Déja vu futurista

Há um aroma de déja vu no ar de O Teorema Zero. Depois de Metropolis, 1984, Blade Runner e Matrix, resta pouco de original nessa fábula a respeito de uma sociedade sob estrita vigilância e controle, em que os cidadãos estão condenados à uniformização, a trabalhos repetitivos e à ausência de qualquer resposta para suas indagações existenciais. O que faz desse filme um entretenimento interessante não é, portanto, o que ele conta, mas a forma farsesca e estapafúrdia como conta.

Estamos no reino encantado/mal assombrado de Terry Gilliam, onde o humor sardônico serve de fantasia para vestir questões políticas e religiosas (mais que uma locação, a igreja em que mora Qohen Leth é um ícone da expectativa transcendental do homem de fé).

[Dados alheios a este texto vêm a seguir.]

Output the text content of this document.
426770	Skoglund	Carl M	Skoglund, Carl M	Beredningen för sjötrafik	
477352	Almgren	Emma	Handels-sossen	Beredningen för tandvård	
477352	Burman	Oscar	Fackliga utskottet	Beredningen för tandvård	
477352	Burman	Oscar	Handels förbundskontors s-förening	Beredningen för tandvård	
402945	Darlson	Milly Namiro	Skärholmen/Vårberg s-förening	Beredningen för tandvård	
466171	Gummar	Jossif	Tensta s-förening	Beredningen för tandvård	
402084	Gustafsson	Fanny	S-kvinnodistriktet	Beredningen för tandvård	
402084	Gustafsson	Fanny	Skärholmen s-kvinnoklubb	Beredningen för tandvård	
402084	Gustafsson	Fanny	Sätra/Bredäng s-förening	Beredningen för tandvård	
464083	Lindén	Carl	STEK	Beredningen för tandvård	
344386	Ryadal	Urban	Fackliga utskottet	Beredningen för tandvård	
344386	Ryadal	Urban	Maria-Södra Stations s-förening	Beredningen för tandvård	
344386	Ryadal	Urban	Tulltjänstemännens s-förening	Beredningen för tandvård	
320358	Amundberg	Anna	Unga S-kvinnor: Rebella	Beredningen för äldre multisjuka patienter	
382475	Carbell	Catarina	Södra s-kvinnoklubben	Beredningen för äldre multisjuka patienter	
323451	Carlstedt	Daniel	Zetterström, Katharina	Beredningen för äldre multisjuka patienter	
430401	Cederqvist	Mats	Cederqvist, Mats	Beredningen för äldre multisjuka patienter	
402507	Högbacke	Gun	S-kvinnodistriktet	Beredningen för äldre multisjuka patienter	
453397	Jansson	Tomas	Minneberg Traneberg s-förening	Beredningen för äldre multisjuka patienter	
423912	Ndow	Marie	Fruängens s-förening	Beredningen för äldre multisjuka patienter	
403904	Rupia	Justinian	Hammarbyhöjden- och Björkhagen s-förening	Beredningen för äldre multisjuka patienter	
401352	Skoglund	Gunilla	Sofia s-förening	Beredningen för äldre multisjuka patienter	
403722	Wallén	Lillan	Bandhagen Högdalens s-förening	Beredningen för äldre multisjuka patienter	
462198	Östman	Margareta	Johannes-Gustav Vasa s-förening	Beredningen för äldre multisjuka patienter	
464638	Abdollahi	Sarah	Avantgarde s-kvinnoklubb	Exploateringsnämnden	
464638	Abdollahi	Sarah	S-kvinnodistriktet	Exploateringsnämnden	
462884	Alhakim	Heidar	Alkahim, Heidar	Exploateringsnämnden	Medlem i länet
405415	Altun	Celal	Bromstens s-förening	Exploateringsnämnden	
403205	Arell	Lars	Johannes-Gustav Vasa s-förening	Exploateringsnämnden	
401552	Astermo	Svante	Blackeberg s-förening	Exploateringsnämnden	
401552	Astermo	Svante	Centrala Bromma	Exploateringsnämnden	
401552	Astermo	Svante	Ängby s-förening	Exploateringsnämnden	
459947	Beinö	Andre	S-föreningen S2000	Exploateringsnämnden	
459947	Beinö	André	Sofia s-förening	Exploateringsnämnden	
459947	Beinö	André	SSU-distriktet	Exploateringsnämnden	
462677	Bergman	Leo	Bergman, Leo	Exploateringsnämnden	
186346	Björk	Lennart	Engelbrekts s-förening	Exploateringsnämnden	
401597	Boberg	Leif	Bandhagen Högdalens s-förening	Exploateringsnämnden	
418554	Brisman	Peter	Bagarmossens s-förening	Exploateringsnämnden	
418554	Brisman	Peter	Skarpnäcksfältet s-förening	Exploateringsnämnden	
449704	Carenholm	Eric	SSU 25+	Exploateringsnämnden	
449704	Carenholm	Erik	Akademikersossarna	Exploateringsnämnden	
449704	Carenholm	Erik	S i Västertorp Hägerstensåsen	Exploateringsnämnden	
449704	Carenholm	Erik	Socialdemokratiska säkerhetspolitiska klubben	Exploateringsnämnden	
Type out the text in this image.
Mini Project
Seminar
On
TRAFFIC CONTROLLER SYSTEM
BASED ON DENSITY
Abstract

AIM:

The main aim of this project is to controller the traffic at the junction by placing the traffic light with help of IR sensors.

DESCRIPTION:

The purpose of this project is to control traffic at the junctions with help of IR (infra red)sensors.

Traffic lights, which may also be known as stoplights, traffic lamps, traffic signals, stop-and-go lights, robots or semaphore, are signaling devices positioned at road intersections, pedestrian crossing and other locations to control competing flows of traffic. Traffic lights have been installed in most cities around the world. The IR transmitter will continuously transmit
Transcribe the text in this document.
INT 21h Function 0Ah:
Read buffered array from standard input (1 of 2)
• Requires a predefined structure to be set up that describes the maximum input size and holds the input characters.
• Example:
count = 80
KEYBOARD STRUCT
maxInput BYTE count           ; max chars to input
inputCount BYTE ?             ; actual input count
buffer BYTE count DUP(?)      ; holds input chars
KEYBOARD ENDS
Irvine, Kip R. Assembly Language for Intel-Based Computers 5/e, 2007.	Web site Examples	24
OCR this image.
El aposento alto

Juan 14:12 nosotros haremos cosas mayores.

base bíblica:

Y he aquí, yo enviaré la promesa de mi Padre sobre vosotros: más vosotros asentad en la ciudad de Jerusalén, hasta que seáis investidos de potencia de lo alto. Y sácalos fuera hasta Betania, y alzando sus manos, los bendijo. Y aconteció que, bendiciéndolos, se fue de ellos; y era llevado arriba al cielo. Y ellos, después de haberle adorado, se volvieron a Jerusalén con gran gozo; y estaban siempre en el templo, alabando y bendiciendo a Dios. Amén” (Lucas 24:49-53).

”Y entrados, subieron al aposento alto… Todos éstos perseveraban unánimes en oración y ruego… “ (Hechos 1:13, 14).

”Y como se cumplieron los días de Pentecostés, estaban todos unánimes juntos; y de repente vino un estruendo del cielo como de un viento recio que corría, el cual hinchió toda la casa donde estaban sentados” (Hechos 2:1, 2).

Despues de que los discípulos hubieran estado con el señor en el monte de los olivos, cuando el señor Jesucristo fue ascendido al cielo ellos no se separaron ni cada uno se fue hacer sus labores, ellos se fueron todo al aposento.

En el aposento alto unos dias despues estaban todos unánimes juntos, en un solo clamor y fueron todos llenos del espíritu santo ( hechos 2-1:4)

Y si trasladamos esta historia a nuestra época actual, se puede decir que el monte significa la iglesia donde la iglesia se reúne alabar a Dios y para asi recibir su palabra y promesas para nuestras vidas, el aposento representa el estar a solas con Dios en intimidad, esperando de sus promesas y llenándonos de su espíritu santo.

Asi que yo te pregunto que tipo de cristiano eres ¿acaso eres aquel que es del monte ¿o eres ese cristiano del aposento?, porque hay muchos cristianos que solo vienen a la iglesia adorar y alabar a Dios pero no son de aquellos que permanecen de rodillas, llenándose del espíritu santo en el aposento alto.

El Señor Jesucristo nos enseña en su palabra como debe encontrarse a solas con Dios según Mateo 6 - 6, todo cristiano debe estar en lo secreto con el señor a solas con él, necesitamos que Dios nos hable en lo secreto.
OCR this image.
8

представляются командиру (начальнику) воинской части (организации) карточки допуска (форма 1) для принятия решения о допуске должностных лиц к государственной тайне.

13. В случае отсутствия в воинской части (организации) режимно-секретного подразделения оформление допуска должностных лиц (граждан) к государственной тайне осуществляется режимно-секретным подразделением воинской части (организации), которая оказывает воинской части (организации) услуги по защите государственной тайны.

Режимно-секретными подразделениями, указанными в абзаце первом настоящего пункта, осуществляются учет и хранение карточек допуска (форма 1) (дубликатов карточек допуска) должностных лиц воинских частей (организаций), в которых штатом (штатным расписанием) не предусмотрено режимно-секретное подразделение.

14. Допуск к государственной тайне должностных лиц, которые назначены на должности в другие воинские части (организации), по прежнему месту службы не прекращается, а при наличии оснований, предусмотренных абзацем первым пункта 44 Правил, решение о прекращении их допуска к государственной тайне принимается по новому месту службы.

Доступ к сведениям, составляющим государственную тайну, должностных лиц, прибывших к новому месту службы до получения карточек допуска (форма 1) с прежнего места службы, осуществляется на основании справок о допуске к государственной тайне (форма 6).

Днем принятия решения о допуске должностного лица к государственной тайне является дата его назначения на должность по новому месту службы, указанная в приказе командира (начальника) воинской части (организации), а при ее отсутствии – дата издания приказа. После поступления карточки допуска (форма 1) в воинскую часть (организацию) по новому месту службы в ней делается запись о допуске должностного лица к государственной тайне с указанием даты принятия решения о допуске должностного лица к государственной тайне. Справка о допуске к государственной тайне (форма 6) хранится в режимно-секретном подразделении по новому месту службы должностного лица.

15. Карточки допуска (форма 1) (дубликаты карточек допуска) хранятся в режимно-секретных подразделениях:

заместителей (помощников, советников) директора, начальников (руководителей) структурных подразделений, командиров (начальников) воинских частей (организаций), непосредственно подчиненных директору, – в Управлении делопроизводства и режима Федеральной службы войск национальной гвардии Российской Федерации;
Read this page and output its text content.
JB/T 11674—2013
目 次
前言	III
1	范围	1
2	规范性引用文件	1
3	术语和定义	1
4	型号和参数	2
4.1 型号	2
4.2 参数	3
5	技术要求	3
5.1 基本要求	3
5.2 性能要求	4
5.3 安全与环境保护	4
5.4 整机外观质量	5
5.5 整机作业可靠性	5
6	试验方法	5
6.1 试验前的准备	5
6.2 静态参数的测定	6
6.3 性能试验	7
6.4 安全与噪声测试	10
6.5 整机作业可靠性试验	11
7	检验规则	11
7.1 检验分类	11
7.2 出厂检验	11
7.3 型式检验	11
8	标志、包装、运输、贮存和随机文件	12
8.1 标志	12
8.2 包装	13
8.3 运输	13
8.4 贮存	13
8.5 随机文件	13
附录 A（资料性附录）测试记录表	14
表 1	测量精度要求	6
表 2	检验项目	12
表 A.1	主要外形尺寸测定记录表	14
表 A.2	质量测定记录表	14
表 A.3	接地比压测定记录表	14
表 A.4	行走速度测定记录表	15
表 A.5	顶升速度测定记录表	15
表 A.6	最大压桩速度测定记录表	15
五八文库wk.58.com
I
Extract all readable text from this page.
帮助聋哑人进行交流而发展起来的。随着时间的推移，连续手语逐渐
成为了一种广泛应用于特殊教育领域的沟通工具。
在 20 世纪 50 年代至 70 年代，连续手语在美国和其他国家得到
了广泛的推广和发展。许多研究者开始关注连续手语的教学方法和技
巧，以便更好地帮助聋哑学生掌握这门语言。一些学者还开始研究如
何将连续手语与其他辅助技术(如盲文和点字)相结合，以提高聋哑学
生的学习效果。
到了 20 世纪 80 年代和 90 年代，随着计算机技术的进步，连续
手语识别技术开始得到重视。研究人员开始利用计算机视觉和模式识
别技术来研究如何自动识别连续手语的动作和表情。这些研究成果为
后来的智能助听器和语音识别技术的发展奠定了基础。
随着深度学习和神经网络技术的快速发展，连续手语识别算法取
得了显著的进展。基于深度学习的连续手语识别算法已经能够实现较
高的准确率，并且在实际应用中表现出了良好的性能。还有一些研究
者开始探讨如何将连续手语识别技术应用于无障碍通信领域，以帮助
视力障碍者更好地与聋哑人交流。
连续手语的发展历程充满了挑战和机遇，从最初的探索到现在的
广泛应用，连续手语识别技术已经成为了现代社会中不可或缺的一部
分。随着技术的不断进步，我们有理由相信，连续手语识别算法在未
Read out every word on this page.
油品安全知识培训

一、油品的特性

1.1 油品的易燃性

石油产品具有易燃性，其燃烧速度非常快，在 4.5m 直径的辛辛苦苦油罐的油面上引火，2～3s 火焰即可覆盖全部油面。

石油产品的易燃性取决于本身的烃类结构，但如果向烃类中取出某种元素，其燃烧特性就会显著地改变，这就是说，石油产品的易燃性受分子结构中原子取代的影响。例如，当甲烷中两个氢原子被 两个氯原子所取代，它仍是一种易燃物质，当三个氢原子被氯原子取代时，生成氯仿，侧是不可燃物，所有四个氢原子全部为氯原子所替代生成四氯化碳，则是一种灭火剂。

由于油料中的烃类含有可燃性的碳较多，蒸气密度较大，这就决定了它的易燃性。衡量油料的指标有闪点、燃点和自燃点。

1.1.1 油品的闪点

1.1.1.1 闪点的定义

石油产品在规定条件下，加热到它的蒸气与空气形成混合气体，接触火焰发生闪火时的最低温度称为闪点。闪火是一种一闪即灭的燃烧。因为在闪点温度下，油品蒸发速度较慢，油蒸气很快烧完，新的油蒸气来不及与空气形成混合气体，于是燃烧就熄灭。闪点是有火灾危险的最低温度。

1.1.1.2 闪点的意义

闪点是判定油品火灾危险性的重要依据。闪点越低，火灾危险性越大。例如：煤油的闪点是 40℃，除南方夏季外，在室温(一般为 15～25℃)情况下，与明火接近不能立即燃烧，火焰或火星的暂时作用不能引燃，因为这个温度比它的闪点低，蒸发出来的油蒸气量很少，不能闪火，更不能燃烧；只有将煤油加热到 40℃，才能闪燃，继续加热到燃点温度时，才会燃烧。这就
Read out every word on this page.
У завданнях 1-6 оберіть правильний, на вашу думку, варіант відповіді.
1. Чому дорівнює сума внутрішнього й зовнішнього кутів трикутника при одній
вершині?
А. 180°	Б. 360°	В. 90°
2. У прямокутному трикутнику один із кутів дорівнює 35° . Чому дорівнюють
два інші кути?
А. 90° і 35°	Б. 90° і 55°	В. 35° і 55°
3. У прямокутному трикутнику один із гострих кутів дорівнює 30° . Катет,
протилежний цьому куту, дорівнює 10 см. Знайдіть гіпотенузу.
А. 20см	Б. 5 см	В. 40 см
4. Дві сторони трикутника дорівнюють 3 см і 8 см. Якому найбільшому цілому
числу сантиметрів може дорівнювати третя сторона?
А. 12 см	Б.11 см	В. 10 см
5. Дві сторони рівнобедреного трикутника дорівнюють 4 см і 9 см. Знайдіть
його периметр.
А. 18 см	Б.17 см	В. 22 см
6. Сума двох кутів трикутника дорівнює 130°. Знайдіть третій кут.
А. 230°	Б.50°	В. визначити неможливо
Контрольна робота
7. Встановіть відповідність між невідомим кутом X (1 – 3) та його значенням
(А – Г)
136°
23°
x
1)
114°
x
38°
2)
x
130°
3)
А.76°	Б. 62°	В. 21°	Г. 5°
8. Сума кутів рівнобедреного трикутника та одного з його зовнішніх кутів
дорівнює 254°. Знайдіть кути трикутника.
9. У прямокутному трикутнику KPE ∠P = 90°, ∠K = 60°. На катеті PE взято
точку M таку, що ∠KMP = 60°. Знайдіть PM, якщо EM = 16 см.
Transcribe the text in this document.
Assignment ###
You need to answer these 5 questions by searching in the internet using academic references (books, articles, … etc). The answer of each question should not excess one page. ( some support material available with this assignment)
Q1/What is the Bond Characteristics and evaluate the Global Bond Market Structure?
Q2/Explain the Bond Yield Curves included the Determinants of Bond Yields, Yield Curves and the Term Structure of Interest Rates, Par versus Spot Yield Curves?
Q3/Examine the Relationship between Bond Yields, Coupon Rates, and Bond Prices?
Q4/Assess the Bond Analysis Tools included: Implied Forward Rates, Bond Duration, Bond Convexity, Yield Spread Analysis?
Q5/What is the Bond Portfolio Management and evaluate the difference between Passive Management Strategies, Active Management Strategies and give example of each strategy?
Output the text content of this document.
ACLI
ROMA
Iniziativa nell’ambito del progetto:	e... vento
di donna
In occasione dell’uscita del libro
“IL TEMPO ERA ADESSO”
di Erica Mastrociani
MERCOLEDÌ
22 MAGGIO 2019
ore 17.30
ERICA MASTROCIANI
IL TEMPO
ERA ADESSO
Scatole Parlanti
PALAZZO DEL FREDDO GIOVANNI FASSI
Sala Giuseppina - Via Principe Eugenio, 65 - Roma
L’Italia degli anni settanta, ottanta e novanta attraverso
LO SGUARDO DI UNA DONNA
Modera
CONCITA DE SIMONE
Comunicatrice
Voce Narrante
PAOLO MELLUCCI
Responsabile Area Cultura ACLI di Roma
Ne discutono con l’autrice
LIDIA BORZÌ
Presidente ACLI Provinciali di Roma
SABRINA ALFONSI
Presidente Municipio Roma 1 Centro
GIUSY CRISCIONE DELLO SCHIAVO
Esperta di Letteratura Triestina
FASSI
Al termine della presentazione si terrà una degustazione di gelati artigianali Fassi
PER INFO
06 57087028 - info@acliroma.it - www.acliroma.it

Como nos tempos do Monty Python, Gilliam brinca com a busca pelo sentido da vida. Seria o Teorema Zero a negação de toda ordem e de toda esperança no universo ou apenas mais uma ferramenta de manipulação dos homens pelos macropoderes dissimulados na tecnologia, na publicidade e nas cidades transformadas em parques de diversão?

A mordacidade do filme está nos diálogos ora patéticos, ora espirituosos, ditos por um elenco que sabe equilibrar comicidade e senso de macabro. E aqui não sabemos até que ponto o estilo do diretor interferiu na criação do roteirista Pat Rushin. A concepção visual combina a eletrônica de ponta com soturnas trapizongas mecânicas. Os passeios virtuais do protagonista com sua namorada se dão numa praia tropical que parece saída de algum antigo filme escapista em technicolor. A falta de profundidade nas trucagens digitais gera um estranho efeito, similar ao das velhas retroprojeções e cenários pintados.

Enfim, esta é uma fantasia futurista com gosto de passado. O déja vu da era mecânica é a moeda satírica com que Terry Gilliam trafica sua visão do devir pós-industrial.

P.S. A cópia em exibição no Espaço Itaú de Cinema está com as proporções deformadas. Assisti no Kinoplex São Luiz com som e imagem muito superiores.